«Ah! voici Mme Rose! s'écria la petite fille, qui, sans prendre garde à l'eau dont elle était inondée, courut vers la dame en robe noire, et se jeta dans ses jambes.
—Il n'est pas arrivé de malheur à son frère? demanda Mme Rose à la Thibaude.
—Oh! non, madame; le voilà, et voici monsieur qui l'a tiré de l'eau.»
Mme Rose regarda M. de Francalin. Georges voulut saluer, mais il chancela; un nuage passa devant ses yeux, et il tomba au pied de l'arbre.
Quand il revint à lui; M. de Francalin était assis dans un grand fauteuil devant un bon feu. Il lui sembla que ses membres avaient retrouvé leur élasticité et leur chaleur.

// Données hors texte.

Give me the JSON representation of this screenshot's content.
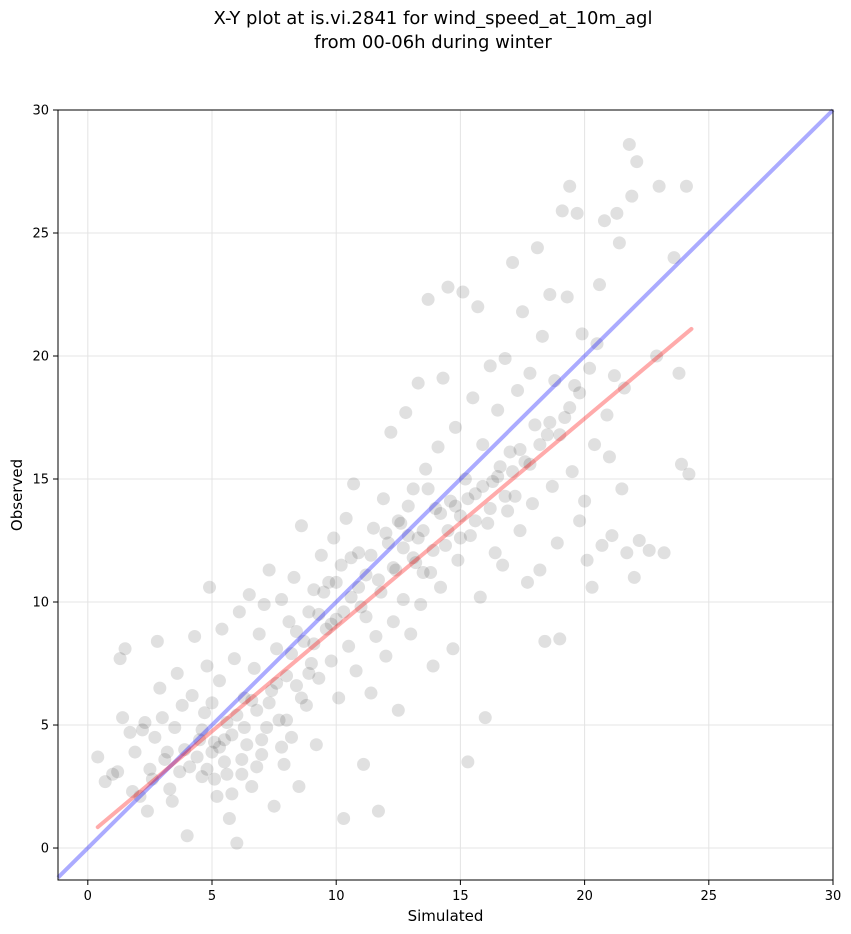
{
  "chart_data": {
    "type": "scatter",
    "title_lines": [
      "X-Y plot at is.vi.2841 for wind_speed_at_10m_agl",
      "from 00-06h during winter"
    ],
    "xlabel": "Simulated",
    "ylabel": "Observed",
    "xlim": [
      -1.2,
      30
    ],
    "ylim": [
      -1.3,
      30
    ],
    "xticks": [
      0,
      5,
      10,
      15,
      20,
      25,
      30
    ],
    "yticks": [
      0,
      5,
      10,
      15,
      20,
      25,
      30
    ],
    "grid": true,
    "colors": {
      "points": "#000000",
      "identity_line": "#0000ff",
      "fit_line": "#ff0000"
    },
    "identity_line": {
      "x": [
        -1.2,
        30
      ],
      "y": [
        -1.2,
        30
      ]
    },
    "fit_line": {
      "x": [
        0.4,
        24.3
      ],
      "y": [
        0.85,
        21.1
      ]
    },
    "points": [
      [
        0.4,
        3.7
      ],
      [
        0.7,
        2.7
      ],
      [
        1.2,
        3.1
      ],
      [
        1.3,
        7.7
      ],
      [
        1.5,
        8.1
      ],
      [
        1.4,
        5.3
      ],
      [
        1.7,
        4.7
      ],
      [
        1.9,
        3.9
      ],
      [
        2.1,
        2.1
      ],
      [
        2.3,
        5.1
      ],
      [
        2.4,
        1.5
      ],
      [
        2.7,
        4.5
      ],
      [
        2.8,
        8.4
      ],
      [
        2.9,
        6.5
      ],
      [
        3.1,
        3.6
      ],
      [
        3.3,
        2.4
      ],
      [
        3.5,
        4.9
      ],
      [
        3.6,
        7.1
      ],
      [
        3.8,
        5.8
      ],
      [
        4.0,
        0.5
      ],
      [
        4.1,
        3.3
      ],
      [
        4.2,
        6.2
      ],
      [
        4.3,
        8.6
      ],
      [
        4.5,
        4.4
      ],
      [
        4.6,
        2.9
      ],
      [
        4.7,
        5.5
      ],
      [
        4.8,
        7.4
      ],
      [
        4.9,
        10.6
      ],
      [
        5.0,
        3.9
      ],
      [
        5.1,
        4.3
      ],
      [
        5.2,
        2.1
      ],
      [
        5.3,
        6.8
      ],
      [
        5.4,
        8.9
      ],
      [
        5.5,
        3.5
      ],
      [
        5.6,
        5.1
      ],
      [
        5.7,
        1.2
      ],
      [
        5.8,
        4.6
      ],
      [
        5.9,
        7.7
      ],
      [
        6.0,
        0.2
      ],
      [
        6.1,
        9.6
      ],
      [
        6.2,
        3.0
      ],
      [
        6.3,
        6.1
      ],
      [
        6.4,
        4.2
      ],
      [
        6.5,
        10.3
      ],
      [
        6.6,
        2.5
      ],
      [
        6.7,
        7.3
      ],
      [
        6.8,
        5.6
      ],
      [
        6.9,
        8.7
      ],
      [
        7.0,
        3.8
      ],
      [
        7.1,
        9.9
      ],
      [
        7.2,
        4.9
      ],
      [
        7.3,
        11.3
      ],
      [
        7.4,
        6.4
      ],
      [
        7.5,
        1.7
      ],
      [
        7.6,
        8.1
      ],
      [
        7.7,
        5.2
      ],
      [
        7.8,
        10.1
      ],
      [
        7.9,
        3.4
      ],
      [
        8.0,
        7.0
      ],
      [
        8.1,
        9.2
      ],
      [
        8.2,
        4.5
      ],
      [
        8.3,
        11.0
      ],
      [
        8.4,
        6.6
      ],
      [
        8.5,
        2.5
      ],
      [
        8.6,
        13.1
      ],
      [
        8.7,
        8.4
      ],
      [
        8.8,
        5.8
      ],
      [
        8.9,
        9.6
      ],
      [
        9.0,
        7.5
      ],
      [
        9.1,
        10.5
      ],
      [
        9.2,
        4.2
      ],
      [
        9.3,
        6.9
      ],
      [
        9.4,
        11.9
      ],
      [
        9.6,
        8.9
      ],
      [
        9.7,
        10.8
      ],
      [
        9.8,
        7.6
      ],
      [
        9.9,
        12.6
      ],
      [
        10.0,
        9.3
      ],
      [
        10.1,
        6.1
      ],
      [
        10.2,
        11.5
      ],
      [
        10.3,
        1.2
      ],
      [
        10.4,
        13.4
      ],
      [
        10.5,
        8.2
      ],
      [
        10.6,
        10.2
      ],
      [
        10.7,
        14.8
      ],
      [
        10.8,
        7.2
      ],
      [
        10.9,
        12.0
      ],
      [
        11.0,
        9.8
      ],
      [
        11.1,
        3.4
      ],
      [
        11.2,
        11.1
      ],
      [
        11.4,
        6.3
      ],
      [
        11.5,
        13.0
      ],
      [
        11.6,
        8.6
      ],
      [
        11.7,
        1.5
      ],
      [
        11.8,
        10.4
      ],
      [
        11.9,
        14.2
      ],
      [
        12.0,
        7.8
      ],
      [
        12.1,
        12.4
      ],
      [
        12.2,
        16.9
      ],
      [
        12.3,
        9.2
      ],
      [
        12.4,
        11.3
      ],
      [
        12.5,
        5.6
      ],
      [
        12.6,
        13.2
      ],
      [
        12.7,
        10.1
      ],
      [
        12.8,
        17.7
      ],
      [
        12.9,
        12.7
      ],
      [
        13.0,
        8.7
      ],
      [
        13.1,
        14.6
      ],
      [
        13.2,
        11.6
      ],
      [
        13.3,
        18.9
      ],
      [
        13.4,
        9.9
      ],
      [
        13.5,
        12.9
      ],
      [
        13.6,
        15.4
      ],
      [
        13.7,
        22.3
      ],
      [
        13.8,
        11.2
      ],
      [
        13.9,
        7.4
      ],
      [
        14.0,
        13.8
      ],
      [
        14.1,
        16.3
      ],
      [
        14.2,
        10.6
      ],
      [
        14.3,
        19.1
      ],
      [
        14.4,
        12.3
      ],
      [
        14.5,
        22.8
      ],
      [
        14.6,
        14.1
      ],
      [
        14.7,
        8.1
      ],
      [
        14.8,
        17.1
      ],
      [
        14.9,
        11.7
      ],
      [
        15.0,
        13.5
      ],
      [
        15.1,
        22.6
      ],
      [
        15.2,
        15.0
      ],
      [
        15.3,
        3.5
      ],
      [
        15.4,
        12.7
      ],
      [
        15.5,
        18.3
      ],
      [
        15.6,
        14.4
      ],
      [
        15.7,
        22.0
      ],
      [
        15.8,
        10.2
      ],
      [
        15.9,
        16.4
      ],
      [
        16.0,
        5.3
      ],
      [
        16.1,
        13.2
      ],
      [
        16.2,
        19.6
      ],
      [
        16.3,
        14.9
      ],
      [
        16.4,
        12.0
      ],
      [
        16.5,
        17.8
      ],
      [
        16.6,
        15.5
      ],
      [
        16.7,
        11.5
      ],
      [
        16.8,
        19.9
      ],
      [
        16.9,
        13.7
      ],
      [
        17.0,
        16.1
      ],
      [
        17.1,
        23.8
      ],
      [
        17.2,
        14.3
      ],
      [
        17.3,
        18.6
      ],
      [
        17.4,
        12.9
      ],
      [
        17.5,
        21.8
      ],
      [
        17.6,
        15.7
      ],
      [
        17.7,
        10.8
      ],
      [
        17.8,
        19.3
      ],
      [
        17.9,
        14.0
      ],
      [
        18.0,
        17.2
      ],
      [
        18.1,
        24.4
      ],
      [
        18.2,
        11.3
      ],
      [
        18.3,
        20.8
      ],
      [
        18.4,
        8.4
      ],
      [
        18.5,
        16.8
      ],
      [
        18.6,
        22.5
      ],
      [
        18.7,
        14.7
      ],
      [
        18.8,
        19.0
      ],
      [
        18.9,
        12.4
      ],
      [
        19.0,
        8.5
      ],
      [
        19.1,
        25.9
      ],
      [
        19.2,
        17.5
      ],
      [
        19.3,
        22.4
      ],
      [
        19.4,
        26.9
      ],
      [
        19.5,
        15.3
      ],
      [
        19.6,
        18.8
      ],
      [
        19.7,
        25.8
      ],
      [
        19.8,
        13.3
      ],
      [
        19.9,
        20.9
      ],
      [
        20.0,
        14.1
      ],
      [
        20.1,
        11.7
      ],
      [
        20.2,
        19.5
      ],
      [
        20.3,
        10.6
      ],
      [
        20.4,
        16.4
      ],
      [
        20.5,
        20.5
      ],
      [
        20.6,
        22.9
      ],
      [
        20.7,
        12.3
      ],
      [
        20.8,
        25.5
      ],
      [
        20.9,
        17.6
      ],
      [
        21.0,
        15.9
      ],
      [
        21.1,
        12.7
      ],
      [
        21.2,
        19.2
      ],
      [
        21.3,
        25.8
      ],
      [
        21.4,
        24.6
      ],
      [
        21.5,
        14.6
      ],
      [
        21.6,
        18.7
      ],
      [
        21.7,
        12.0
      ],
      [
        21.8,
        28.6
      ],
      [
        21.9,
        26.5
      ],
      [
        22.0,
        11.0
      ],
      [
        22.1,
        27.9
      ],
      [
        22.2,
        12.5
      ],
      [
        22.6,
        12.1
      ],
      [
        22.9,
        20.0
      ],
      [
        23.0,
        26.9
      ],
      [
        23.2,
        12.0
      ],
      [
        23.6,
        24.0
      ],
      [
        23.8,
        19.3
      ],
      [
        23.9,
        15.6
      ],
      [
        24.1,
        26.9
      ],
      [
        24.2,
        15.2
      ],
      [
        1.0,
        3.0
      ],
      [
        1.8,
        2.3
      ],
      [
        2.2,
        4.8
      ],
      [
        2.5,
        3.2
      ],
      [
        2.6,
        2.8
      ],
      [
        3.0,
        5.3
      ],
      [
        3.2,
        3.9
      ],
      [
        3.4,
        1.9
      ],
      [
        3.7,
        3.1
      ],
      [
        3.9,
        4.0
      ],
      [
        4.4,
        3.7
      ],
      [
        4.6,
        4.8
      ],
      [
        4.8,
        3.2
      ],
      [
        5.0,
        5.9
      ],
      [
        5.1,
        2.8
      ],
      [
        5.3,
        4.1
      ],
      [
        5.5,
        4.4
      ],
      [
        5.6,
        3.0
      ],
      [
        5.8,
        2.2
      ],
      [
        6.0,
        5.4
      ],
      [
        6.2,
        3.6
      ],
      [
        6.3,
        4.9
      ],
      [
        6.6,
        6.0
      ],
      [
        6.8,
        3.3
      ],
      [
        7.0,
        4.4
      ],
      [
        7.3,
        5.9
      ],
      [
        7.6,
        6.7
      ],
      [
        7.8,
        4.1
      ],
      [
        8.0,
        5.2
      ],
      [
        8.2,
        7.9
      ],
      [
        8.4,
        8.8
      ],
      [
        8.6,
        6.1
      ],
      [
        8.9,
        7.1
      ],
      [
        9.1,
        8.3
      ],
      [
        9.3,
        9.5
      ],
      [
        9.5,
        10.4
      ],
      [
        9.8,
        9.1
      ],
      [
        10.0,
        10.8
      ],
      [
        10.3,
        9.6
      ],
      [
        10.6,
        11.8
      ],
      [
        10.9,
        10.6
      ],
      [
        11.2,
        9.4
      ],
      [
        11.4,
        11.9
      ],
      [
        11.7,
        10.9
      ],
      [
        12.0,
        12.8
      ],
      [
        12.3,
        11.4
      ],
      [
        12.5,
        13.3
      ],
      [
        12.7,
        12.2
      ],
      [
        12.9,
        13.9
      ],
      [
        13.1,
        11.8
      ],
      [
        13.3,
        12.6
      ],
      [
        13.5,
        11.2
      ],
      [
        13.7,
        14.6
      ],
      [
        13.9,
        12.1
      ],
      [
        14.2,
        13.6
      ],
      [
        14.5,
        12.9
      ],
      [
        14.8,
        13.9
      ],
      [
        15.0,
        12.6
      ],
      [
        15.3,
        14.2
      ],
      [
        15.6,
        13.3
      ],
      [
        15.9,
        14.7
      ],
      [
        16.2,
        13.8
      ],
      [
        16.5,
        15.1
      ],
      [
        16.8,
        14.3
      ],
      [
        17.1,
        15.3
      ],
      [
        17.4,
        16.2
      ],
      [
        17.8,
        15.6
      ],
      [
        18.2,
        16.4
      ],
      [
        18.6,
        17.3
      ],
      [
        19.0,
        16.8
      ],
      [
        19.4,
        17.9
      ],
      [
        19.8,
        18.5
      ]
    ]
  }
}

Canada était debout devant lui, tenant à la main un morceau de flanelle imbibé d'eau-de-vie avec lequel il venait de le frotter vigoureusement.
«Où sommes-nous? dit Georges en jetant les yeux de tous côtés.
—Pardine! vous n'êtes pas chez moi! Il faudrait chercher dans bien des maisons pour trouver ces beaux fauteuils et ces pendules avec des dames tout en or!... Il n'y en a pas deux comme ça dans tout Herblay! Et comme ça sonne!... hein? On dirait une petite cloche....
—Midi! s'écria Georges!... Bon!... Pétronille va bien me recevoir!»
Il fit un mouvement; la couverture dont il était enveloppé s'entr'ouvrit, et il s'aperçut qu'il avait les jambes nues.
«Dame! dit Canada en répondant aux regards de M. de Francalin, il a bien fallu vous déshabiller de la tête aux pieds! Est-ce que vous ne vous avisez pas de vous évanouir comme une demoiselle? Il y a une heure que je vous frotte. Voilà le flacon et voilà la flanelle. Le flacon y a passé tout entier, une eau-de-vie qui ressusciterait un mort, et dont j'ai goûté pour voir. Mme Rose ne marchande pas sur la qualité.